One former gang-member, Jermaine Joseph Lawlor, (who now works for a charity helping victims), said that acid attacks are used by gangs as a method of humiliation. He said that unlike the scars of a knife attack, which hold the stereotypes of being dangerous or a “bad boy” in gang culture, acid scars are simply “degrading”. People who have these scars are regarded with pity within gang communities.
“A cheap, quick and effective way of making your mark”
One researcher of the reasoning behind acid attacks in gang violence, Dr Loretta Trickett from Nottingham Law School, said: “What’s probably going on in a gang context, is this is a cheap, quick and effective way of making your mark”. She views this method of disfigurement as a way of making the victim appear weak, suggesting that they were unable to defend themselves from the attack.

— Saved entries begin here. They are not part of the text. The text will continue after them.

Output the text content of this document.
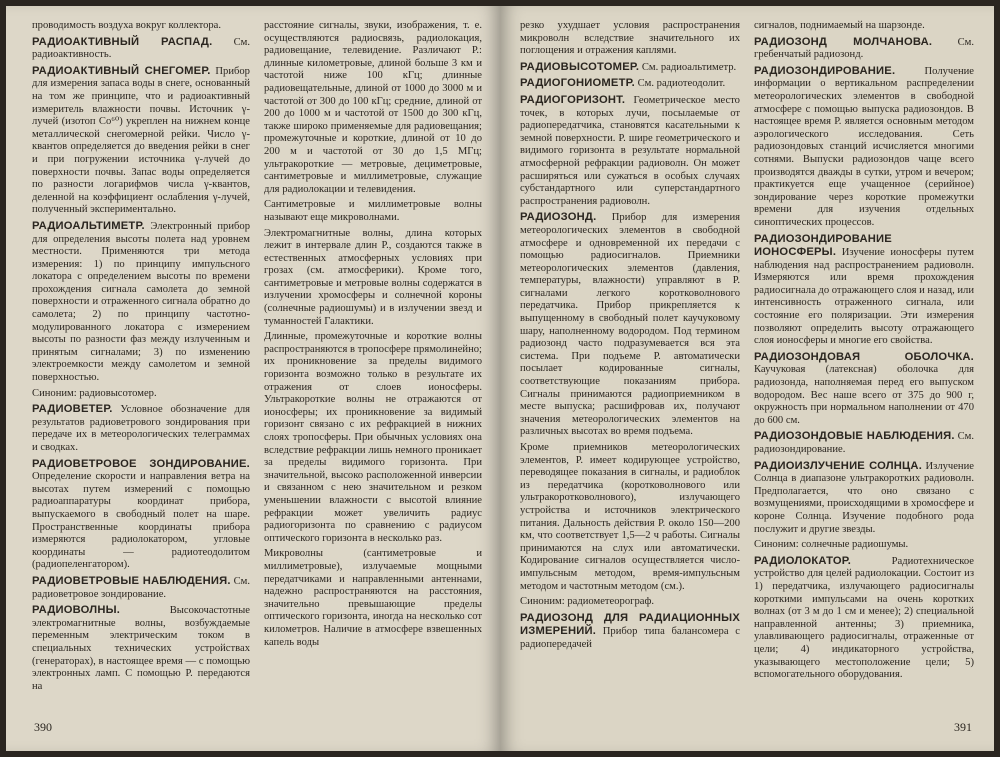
проводимость воздуха вокруг коллектора.

РАДИОАКТИВНЫЙ РАСПАД. См. радиоактивность.

РАДИОАКТИВНЫЙ СНЕГОМЕР. Прибор для измерения запаса воды в снеге, основанный на том же принципе, что и радиоактивный измеритель влажности почвы. Источник γ-лучей (изотоп Co⁶⁰) укреплен на нижнем конце металлической снегомерной рейки. Число γ-квантов определяется до введения рейки в снег и при погружении источника γ-лучей до поверхности почвы. Запас воды определяется по разности логарифмов числа γ-квантов, деленной на коэффициент ослабления γ-лучей, полученный экспериментально.

РАДИОАЛЬТИМЕТР. Электронный прибор для определения высоты полета над уровнем местности. Применяются три метода измерения: 1) по принципу импульсного локатора с определением высоты по времени прохождения сигнала самолета до земной поверхности и отраженного сигнала обратно до самолета; 2) по принципу частотно-модулированного локатора с измерением высоты по разности фаз между излученным и принятым сигналами; 3) по изменению электроемкости между самолетом и земной поверхностью.

Синоним: радиовысотомер.

РАДИОВЕТЕР. Условное обозначение для результатов радиоветрового зондирования при передаче их в метеорологических телеграммах и сводках.

РАДИОВЕТРОВОЕ ЗОНДИРОВАНИЕ. Определение скорости и направления ветра на высотах путем измерений с помощью радиоаппаратуры координат прибора, выпускаемого в свободный полет на шаре. Пространственные координаты прибора измеряются радиолокатором, угловые координаты — радиотеодолитом (радиопеленгатором).

РАДИОВЕТРОВЫЕ НАБЛЮДЕНИЯ. См. радиоветровое зондирование.

РАДИОВОЛНЫ.	Высокочастотные электромагнитные волны, возбуждаемые переменным электрическим током в специальных технических устройствах (генераторах), в настоящее время — с помощью электронных ламп. С помощью Р. передаются на

расстояние сигналы, звуки, изображения, т. е. осуществляются радиосвязь, радиолокация, радиовещание, телевидение. Различают Р.: длинные километровые, длиной больше 3 км и частотой ниже 100 кГц; длинные радиовещательные, длиной от 1000 до 3000 м и частотой от 300 до 100 кГц; средние, длиной от 200 до 1000 м и частотой от 1500 до 300 кГц, также широко применяемые для радиовещания; промежуточные и короткие, длиной от 10 до 200 м и частотой от 30 до 1,5 МГц; ультракороткие — метровые, дециметровые, сантиметровые и миллиметровые, служащие для радиолокации и телевидения.

Сантиметровые и миллиметровые волны называют еще микроволнами.

Электромагнитные волны, длина которых лежит в интервале длин Р., создаются также в естественных атмосферных условиях при грозах (см. атмосферики). Кроме того, сантиметровые и метровые волны содержатся в излучении хромосферы и солнечной короны (солнечные радиошумы) и в излучении звезд и туманностей Галактики.

Длинные, промежуточные и короткие волны распространяются в тропосфере прямолинейно; их проникновение за пределы видимого горизонта возможно только в результате их отражения от слоев ионосферы. Ультракороткие волны не отражаются от ионосферы; их проникновение за видимый горизонт связано с их рефракцией в нижних слоях тропосферы. При обычных условиях она вследствие рефракции лишь немного проникает за пределы видимого горизонта. При значительной, высоко расположенной инверсии и связанном с нею значительном и резком уменьшении влажности с высотой влияние рефракции может увеличить радиус радиогоризонта по сравнению с радиусом оптического горизонта в несколько раз.

Микроволны (сантиметровые и миллиметровые), излучаемые мощными передатчиками и направленными антеннами, надежно распространяются на расстояния, значительно превышающие пределы оптического горизонта, иногда на несколько сот километров. Наличие в атмосфере взвешенных капель воды

390

резко ухудшает условия распространения микроволн вследствие значительного их поглощения и отражения каплями.

РАДИОВЫСОТОМЕР. См. радиоальтиметр.

РАДИОГОНИОМЕТР. См. радиотеодолит.

РАДИОГОРИЗОНТ. Геометрическое место точек, в которых лучи, посылаемые от радиопередатчика, становятся касательными к земной поверхности. Р. шире геометрического и видимого горизонта в результате нормальной атмосферной рефракции радиоволн. Он может расширяться или сужаться в особых случаях субстандартного или суперстандартного распространения радиоволн.

РАДИОЗОНД. Прибор для измерения метеорологических элементов в свободной атмосфере и одновременной их передачи с помощью радиосигналов. Приемники метеорологических элементов (давления, температуры, влажности) управляют в Р. сигналами легкого коротковолнового передатчика. Прибор прикрепляется к выпущенному в свободный полет каучуковому шару, наполненному водородом. Под термином радиозонд часто подразумевается вся эта система. При подъеме Р. автоматически посылает кодированные сигналы, соответствующие показаниям прибора. Сигналы принимаются радиоприемником в месте выпуска; расшифровав их, получают значения метеорологических элементов на различных высотах во время подъема.

Кроме приемников метеорологических элементов, Р. имеет кодирующее устройство, переводящее показания в сигналы, и радиоблок из передатчика (коротковолнового или ультракоротковолнового), излучающего устройства и источников электрического питания. Дальность действия Р. около 150—200 км, что соответствует 1,5—2 ч работы. Сигналы принимаются на слух или автоматически. Кодирование сигналов осуществляется число-импульсным методом, время-импульсным методом и частотным методом (см.).

Синоним: радиометеорограф.

РАДИОЗОНД ДЛЯ РАДИАЦИОННЫХ ИЗМЕРЕНИЙ. Прибор типа балансомера с радиопередачей

сигналов, поднимаемый на шарзонде.

РАДИОЗОНД МОЛЧАНОВА. См. гребенчатый радиозонд.

РАДИОЗОНДИРОВАНИЕ.	Получение информации о вертикальном распределении метеорологических элементов в свободной атмосфере с помощью выпуска радиозондов. В настоящее время Р. является основным методом аэрологического исследования. Сеть радиозондовых станций исчисляется многими сотнями. Выпуски радиозондов чаще всего производятся дважды в сутки, утром и вечером; практикуется еще учащенное (серийное) зондирование через короткие промежутки времени для изучения отдельных синоптических процессов.

РАДИОЗОНДИРОВАНИЕ ИОНОСФЕРЫ. Изучение ионосферы путем наблюдения над распространением радиоволн. Измеряются или время прохождения радиосигнала до отражающего слоя и назад, или интенсивность отраженного сигнала, или состояние его поляризации. Эти измерения позволяют определить высоту отражающего слоя ионосферы и многие его свойства.

РАДИОЗОНДОВАЯ ОБОЛОЧКА. Каучуковая (латексная) оболочка для радиозонда, наполняемая перед его выпуском водородом. Вес наше всего от 375 до 900 г, окружность при нормальном наполнении от 470 до 600 см.

РАДИОЗОНДОВЫЕ НАБЛЮДЕНИЯ. См. радиозондирование.

РАДИОИЗЛУЧЕНИЕ СОЛНЦА. Излучение Солнца в диапазоне ультракоротких радиоволн. Предполагается, что оно связано с возмущениями, происходящими в хромосфере и короне Солнца. Изучение подобного рода послужит и другие звезды.

Синоним: солнечные радиошумы.

РАДИОЛОКАТОР.	Радиотехническое устройство для целей радиолокации. Состоит из 1) передатчика, излучающего радиосигналы короткими импульсами на очень коротких волнах (от 3 м до 1 см и менее); 2) специальной направленной антенны; 3) приемника, улавливающего радиосигналы, отраженные от цели; 4) индикаторного устройства, указывающего местоположение цели; 5) вспомогательного оборудования.

391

Dr Trickett also argued that most of these attacks would not always show up on criminal statistics, as they are often not reported to police.
One 40-year-old male victim, whom choses not to be identified, was attacked by two teenagers when walking home in Oldham earlier in the year; he described the attack in the following way: “It was a really bad burning sensation. As I was rubbing my face it felt like my skin was coming off. For the first couple of hours I thought I was going to lose my eyesight.”